Barker’s children gave him a reason to get better
He credited his children as reasons to keep going, but it hasn’t been easy. Now, 13 years later, the drummer runs three to four miles a day and works out regularly along with playing drums. He overcame all the physical limitations the crash had initially taken.
“I felt closer to the experience of trying to escape, to being in an accident and being burned, trying to grab my friends from a burning plane,” he said. “That haunted me for a long time. And as long as I was closer to that than this good stuff, I was always thinking about that. Now it’s been so many years, it’s getting easier for me. There are days where I’ll wake up and never think about it.”
However, Barker is cognizant of how he could’ve gone down a darker path.
“If I didn’t have kids, I think I would have went the other direction. I mean, when I got out of the hospital I was on 21 forms of medication. The doctor said that I would be on half of them for the rest of my life. I was on 5150 [psychiatric] watch for two weeks…suicidal, crazy,” he said.
“I then slowly went off my meds [because] I had my kids looking up to me and wanting me to bounce back…Just to be given a second chance, knowing my partners didn’t get that. I had to make the most of my time.”
How Barker lives his life to the fullest now
With that second chance, Barker changed nearly everything about the way he was living before, including “promis[ing] myself that if I ever walked again, that I would eat well and swim every day.”
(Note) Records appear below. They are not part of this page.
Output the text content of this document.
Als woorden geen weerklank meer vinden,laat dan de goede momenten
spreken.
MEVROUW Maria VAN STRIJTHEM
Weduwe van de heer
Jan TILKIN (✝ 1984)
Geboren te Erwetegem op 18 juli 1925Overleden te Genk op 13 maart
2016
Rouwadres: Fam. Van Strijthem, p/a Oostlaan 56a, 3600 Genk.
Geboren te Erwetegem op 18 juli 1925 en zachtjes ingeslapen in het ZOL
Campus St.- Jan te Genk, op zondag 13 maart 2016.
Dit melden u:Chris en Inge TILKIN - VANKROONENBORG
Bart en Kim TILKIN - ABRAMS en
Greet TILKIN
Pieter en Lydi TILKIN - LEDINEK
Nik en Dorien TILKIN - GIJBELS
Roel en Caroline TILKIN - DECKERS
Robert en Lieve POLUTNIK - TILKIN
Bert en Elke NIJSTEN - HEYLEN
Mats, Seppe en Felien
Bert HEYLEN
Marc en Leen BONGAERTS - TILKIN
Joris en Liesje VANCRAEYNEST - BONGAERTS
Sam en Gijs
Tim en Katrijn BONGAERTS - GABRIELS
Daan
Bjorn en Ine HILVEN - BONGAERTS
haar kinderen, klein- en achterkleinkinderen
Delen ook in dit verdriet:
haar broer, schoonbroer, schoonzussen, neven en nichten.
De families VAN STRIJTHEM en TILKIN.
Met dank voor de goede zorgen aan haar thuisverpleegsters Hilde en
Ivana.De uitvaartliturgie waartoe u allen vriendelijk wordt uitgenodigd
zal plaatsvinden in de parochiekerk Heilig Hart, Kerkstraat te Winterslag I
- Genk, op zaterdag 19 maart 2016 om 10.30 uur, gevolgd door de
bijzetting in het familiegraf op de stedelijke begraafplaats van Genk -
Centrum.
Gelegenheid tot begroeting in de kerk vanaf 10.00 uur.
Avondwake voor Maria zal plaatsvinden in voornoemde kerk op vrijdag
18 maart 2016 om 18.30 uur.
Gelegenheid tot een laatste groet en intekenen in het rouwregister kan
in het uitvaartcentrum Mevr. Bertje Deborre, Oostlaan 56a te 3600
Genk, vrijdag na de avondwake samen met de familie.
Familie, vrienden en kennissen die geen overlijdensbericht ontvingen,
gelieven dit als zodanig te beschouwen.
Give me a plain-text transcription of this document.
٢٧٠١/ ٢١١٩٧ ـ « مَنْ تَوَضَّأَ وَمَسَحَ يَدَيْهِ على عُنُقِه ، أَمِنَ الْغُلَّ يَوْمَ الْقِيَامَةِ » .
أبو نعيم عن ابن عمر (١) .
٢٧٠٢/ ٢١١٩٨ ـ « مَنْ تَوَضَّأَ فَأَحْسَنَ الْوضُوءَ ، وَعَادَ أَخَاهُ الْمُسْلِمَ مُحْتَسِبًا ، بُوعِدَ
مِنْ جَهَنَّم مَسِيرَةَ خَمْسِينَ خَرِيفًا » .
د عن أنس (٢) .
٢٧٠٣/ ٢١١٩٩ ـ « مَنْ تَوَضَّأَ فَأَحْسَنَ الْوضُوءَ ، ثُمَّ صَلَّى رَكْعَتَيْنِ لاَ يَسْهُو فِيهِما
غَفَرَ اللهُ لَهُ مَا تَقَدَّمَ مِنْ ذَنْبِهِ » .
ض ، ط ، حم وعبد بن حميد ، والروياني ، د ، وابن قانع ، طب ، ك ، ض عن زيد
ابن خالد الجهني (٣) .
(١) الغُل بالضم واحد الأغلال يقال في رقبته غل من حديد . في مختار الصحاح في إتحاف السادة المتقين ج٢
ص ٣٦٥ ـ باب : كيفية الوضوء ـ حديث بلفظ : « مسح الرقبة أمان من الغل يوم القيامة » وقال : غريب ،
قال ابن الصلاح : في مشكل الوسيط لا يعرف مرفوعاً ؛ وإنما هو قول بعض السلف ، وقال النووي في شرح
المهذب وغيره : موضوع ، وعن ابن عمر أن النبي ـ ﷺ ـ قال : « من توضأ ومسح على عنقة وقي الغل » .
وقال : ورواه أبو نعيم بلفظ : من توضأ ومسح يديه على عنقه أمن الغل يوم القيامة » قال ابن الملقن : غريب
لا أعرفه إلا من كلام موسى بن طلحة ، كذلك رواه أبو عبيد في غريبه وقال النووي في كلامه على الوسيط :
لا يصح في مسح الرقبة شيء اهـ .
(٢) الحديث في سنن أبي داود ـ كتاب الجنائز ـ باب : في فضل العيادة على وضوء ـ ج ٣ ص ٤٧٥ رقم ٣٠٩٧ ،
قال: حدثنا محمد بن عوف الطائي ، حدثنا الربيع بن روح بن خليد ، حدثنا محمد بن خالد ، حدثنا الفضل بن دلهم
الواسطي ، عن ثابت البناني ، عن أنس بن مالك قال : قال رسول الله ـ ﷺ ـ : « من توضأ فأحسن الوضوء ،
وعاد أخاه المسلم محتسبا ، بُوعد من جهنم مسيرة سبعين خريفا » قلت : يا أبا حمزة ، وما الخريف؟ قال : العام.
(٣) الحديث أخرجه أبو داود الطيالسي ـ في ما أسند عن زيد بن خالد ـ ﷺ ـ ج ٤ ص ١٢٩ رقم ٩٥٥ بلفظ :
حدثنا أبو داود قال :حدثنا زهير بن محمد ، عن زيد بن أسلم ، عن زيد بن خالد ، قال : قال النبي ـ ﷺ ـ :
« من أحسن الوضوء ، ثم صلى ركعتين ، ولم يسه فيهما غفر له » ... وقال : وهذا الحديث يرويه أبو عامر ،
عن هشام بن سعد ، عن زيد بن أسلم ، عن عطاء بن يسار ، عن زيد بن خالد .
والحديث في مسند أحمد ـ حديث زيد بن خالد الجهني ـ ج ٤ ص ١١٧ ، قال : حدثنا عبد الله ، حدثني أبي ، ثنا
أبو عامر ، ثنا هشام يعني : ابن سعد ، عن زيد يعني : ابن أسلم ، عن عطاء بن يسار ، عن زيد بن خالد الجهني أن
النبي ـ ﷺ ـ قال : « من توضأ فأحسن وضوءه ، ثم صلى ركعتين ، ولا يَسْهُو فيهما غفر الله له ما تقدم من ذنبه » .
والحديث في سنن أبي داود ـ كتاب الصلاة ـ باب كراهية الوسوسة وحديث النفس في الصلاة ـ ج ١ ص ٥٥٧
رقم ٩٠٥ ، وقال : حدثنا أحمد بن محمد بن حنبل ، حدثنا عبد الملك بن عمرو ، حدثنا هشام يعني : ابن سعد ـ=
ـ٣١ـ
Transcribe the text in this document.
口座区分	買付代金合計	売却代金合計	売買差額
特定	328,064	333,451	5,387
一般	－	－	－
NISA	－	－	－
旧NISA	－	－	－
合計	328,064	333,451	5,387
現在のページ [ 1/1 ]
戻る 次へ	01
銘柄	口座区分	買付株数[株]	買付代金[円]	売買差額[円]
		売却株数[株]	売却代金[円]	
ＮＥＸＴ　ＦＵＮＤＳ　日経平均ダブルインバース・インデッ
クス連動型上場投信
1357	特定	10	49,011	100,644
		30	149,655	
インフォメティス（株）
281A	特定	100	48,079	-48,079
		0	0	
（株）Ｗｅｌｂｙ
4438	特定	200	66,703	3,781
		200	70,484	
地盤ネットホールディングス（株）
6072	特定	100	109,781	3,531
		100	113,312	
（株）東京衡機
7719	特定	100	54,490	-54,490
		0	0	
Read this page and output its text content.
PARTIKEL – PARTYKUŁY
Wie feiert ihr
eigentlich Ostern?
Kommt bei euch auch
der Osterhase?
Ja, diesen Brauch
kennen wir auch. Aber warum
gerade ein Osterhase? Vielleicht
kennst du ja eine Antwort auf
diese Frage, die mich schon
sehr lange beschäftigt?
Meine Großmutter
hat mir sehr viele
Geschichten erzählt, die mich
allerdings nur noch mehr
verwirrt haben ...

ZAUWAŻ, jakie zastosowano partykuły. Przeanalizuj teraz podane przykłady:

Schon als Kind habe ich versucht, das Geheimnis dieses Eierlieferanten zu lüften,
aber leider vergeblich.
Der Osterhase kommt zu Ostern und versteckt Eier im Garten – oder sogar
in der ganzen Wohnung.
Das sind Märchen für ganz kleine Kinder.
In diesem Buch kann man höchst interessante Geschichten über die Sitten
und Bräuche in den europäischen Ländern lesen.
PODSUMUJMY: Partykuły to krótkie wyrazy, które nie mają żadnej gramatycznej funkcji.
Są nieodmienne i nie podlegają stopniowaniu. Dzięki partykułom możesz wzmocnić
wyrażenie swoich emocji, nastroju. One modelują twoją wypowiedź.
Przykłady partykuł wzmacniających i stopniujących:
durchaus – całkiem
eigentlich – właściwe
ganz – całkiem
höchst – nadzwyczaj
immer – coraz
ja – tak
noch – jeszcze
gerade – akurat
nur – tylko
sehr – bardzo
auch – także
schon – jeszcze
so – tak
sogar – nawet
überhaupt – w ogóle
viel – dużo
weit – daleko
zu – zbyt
He added: “I’ve been vegan since I got out of the hospital. It’s another eye-opener. It changed my life in a number of ways. I mean, I run every day now. I never ran before.”
He also boxes and practices Muay Thai, along with creating his own line of CBD products under the Barker Wellness moniker.
“I had a conversation with one of my friends about how it was hard to find vegan options, and he said ‘Why don’t you make your own?’” Barker told GQ. “I noticed it helped my sleep a lot, and the creams were amazing for being sore.”
With that, Barker also eats healthy, drinks a gallon of water a day, and makes room for romance with girlfriend Kourtney Kardashian. All in all, we’re glad to see Barker giving his second chance everything he has — walking, running, drumming, living.